La romántica de 1984
Mi retrato no tiene nada de natural ni de “acierto”. Es una producción con un fotógrafo profesional. Llevo casi un año haciendo la práctica periodística en El Mercurio. Eran seis meses, pero me lo han prolongado, lo que es una buena perspectiva porque el diario se encuentra enfrentando la crisis económica de 1982. Los encargados de finanzas han descubierto que las fotos ilustrativas de reportajes se pueden hacer con la buena disposición del personal existente. Estimular la vanidad de “salir en la prensa” significa un ahorro en modelos y en la compra de material gráfico. Para el caso de la foto, se trataba de un tema solicitado por la Revista Ya, relacionado con el cuidado del cabello. Alguien me sugirió participar en las pruebas. ¡Mil películas pasaron por mi mente! El ego subió. Me dieron libertad para llegar vestida según mis preferencias.
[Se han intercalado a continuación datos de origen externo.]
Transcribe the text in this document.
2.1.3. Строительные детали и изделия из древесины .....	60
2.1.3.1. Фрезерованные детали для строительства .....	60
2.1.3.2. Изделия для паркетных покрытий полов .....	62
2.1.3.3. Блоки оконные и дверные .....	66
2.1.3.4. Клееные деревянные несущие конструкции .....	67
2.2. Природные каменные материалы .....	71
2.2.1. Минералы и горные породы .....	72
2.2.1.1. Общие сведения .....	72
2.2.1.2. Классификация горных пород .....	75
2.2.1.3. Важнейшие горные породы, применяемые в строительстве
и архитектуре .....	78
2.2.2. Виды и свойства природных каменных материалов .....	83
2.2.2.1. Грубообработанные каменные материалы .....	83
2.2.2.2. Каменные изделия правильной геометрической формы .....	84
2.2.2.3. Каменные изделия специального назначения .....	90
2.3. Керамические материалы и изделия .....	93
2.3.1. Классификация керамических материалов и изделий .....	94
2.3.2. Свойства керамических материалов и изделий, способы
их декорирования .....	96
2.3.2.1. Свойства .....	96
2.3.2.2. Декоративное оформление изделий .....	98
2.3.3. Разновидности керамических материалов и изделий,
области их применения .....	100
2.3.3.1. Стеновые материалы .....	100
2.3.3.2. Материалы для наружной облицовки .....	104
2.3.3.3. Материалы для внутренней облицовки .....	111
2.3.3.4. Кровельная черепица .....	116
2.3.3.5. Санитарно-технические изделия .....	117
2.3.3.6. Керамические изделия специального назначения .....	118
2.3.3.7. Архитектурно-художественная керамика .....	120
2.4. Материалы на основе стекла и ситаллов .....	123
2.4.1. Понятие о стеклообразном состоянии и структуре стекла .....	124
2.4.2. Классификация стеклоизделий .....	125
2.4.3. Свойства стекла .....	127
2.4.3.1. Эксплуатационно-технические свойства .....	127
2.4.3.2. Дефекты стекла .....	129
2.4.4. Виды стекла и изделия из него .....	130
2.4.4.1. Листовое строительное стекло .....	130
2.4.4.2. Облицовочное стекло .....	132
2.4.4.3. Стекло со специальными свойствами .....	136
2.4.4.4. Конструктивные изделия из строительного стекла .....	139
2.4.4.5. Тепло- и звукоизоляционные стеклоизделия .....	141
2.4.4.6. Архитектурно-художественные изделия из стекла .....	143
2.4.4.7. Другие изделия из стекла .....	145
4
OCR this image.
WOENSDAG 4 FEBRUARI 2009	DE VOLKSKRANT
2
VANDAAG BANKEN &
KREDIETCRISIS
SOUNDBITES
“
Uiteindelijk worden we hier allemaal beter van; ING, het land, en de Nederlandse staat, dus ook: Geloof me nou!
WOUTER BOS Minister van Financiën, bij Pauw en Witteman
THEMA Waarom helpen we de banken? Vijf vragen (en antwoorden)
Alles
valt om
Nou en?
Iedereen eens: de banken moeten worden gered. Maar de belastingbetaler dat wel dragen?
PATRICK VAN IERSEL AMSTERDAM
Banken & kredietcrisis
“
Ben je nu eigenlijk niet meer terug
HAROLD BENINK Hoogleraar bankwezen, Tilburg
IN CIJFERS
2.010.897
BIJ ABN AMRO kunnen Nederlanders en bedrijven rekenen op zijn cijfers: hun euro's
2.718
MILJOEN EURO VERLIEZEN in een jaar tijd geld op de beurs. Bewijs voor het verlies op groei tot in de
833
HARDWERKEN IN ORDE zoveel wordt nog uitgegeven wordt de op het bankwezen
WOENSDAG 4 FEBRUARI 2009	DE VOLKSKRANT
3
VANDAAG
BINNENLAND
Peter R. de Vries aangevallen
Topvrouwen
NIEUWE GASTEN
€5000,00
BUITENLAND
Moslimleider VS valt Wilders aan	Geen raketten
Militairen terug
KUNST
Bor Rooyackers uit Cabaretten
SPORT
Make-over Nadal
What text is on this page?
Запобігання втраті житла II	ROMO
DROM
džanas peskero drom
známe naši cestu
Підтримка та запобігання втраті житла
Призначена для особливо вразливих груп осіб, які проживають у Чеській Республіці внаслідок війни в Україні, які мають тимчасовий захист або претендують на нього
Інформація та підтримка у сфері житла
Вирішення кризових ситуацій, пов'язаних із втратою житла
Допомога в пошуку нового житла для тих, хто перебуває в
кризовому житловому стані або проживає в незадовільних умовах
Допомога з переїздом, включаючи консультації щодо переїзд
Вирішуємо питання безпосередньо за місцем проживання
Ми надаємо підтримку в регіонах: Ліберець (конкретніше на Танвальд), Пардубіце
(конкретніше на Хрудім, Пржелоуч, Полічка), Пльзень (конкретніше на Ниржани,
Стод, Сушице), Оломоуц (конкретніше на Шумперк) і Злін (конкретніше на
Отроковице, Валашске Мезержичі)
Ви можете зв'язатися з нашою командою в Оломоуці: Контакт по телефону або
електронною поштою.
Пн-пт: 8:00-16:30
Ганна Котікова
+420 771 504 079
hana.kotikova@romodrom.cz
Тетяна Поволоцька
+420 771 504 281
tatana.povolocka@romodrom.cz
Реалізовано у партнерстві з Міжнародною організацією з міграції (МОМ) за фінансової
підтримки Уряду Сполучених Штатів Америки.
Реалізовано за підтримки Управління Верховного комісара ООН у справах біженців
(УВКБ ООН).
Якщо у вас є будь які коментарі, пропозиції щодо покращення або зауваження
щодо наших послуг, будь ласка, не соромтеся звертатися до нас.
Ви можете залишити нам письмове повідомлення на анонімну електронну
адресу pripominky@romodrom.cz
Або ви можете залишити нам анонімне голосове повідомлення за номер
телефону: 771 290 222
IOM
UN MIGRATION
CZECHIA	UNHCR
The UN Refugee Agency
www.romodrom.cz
Escogí una blusa ornada de encajes blancos. Según yo, me otorgaba un look romántico de etérea belleza. Homero Monsalve fue el fotógrafo encargado de tomar las diapositivas. Al notar mi atuendo, tuvo la gran idea de hacerme posar entre las flores. Al parecer, no pude sonreír en ninguna de las imágenes. Mi rostro refleja conflictos interiores que, entonces, me atormentaban. A mis veintidós años, el futuro me aterrorizaba. Junto a la recesión económica, la tecnología de la prensa estaba cambiando. Acababan de despedir a varios periodistas y funcionarios. La televisión crecía en detrimento de los diarios. ¿Me había equivocado de carrera? Pinochet se encontraba en el poder y las libertades eran pocas. ¿Qué venía ahora? Había cumplido con la meta del colegio y la universidad. El Mercurio no me convencía del todo. Llevaba varios años de pololeo ¿Casarme? No me sentía enamorada y me daba miedo decirle la verdad. Mi retrato no fue aceptado. Fue un balde de agua fría. ¿Tan fea soy? Sin duda, buscaban la sonrisa angulosa de Farrah Fawcett o la agresividad punky de Cindy Lauper. Homero me regaló la foto traspasada a blanco y negro. Quedaron impresos unos ojos tristes, aferrados a la nostalgia de una infancia feliz, lejana, decorada con encajes blancos del último cuento de hadas.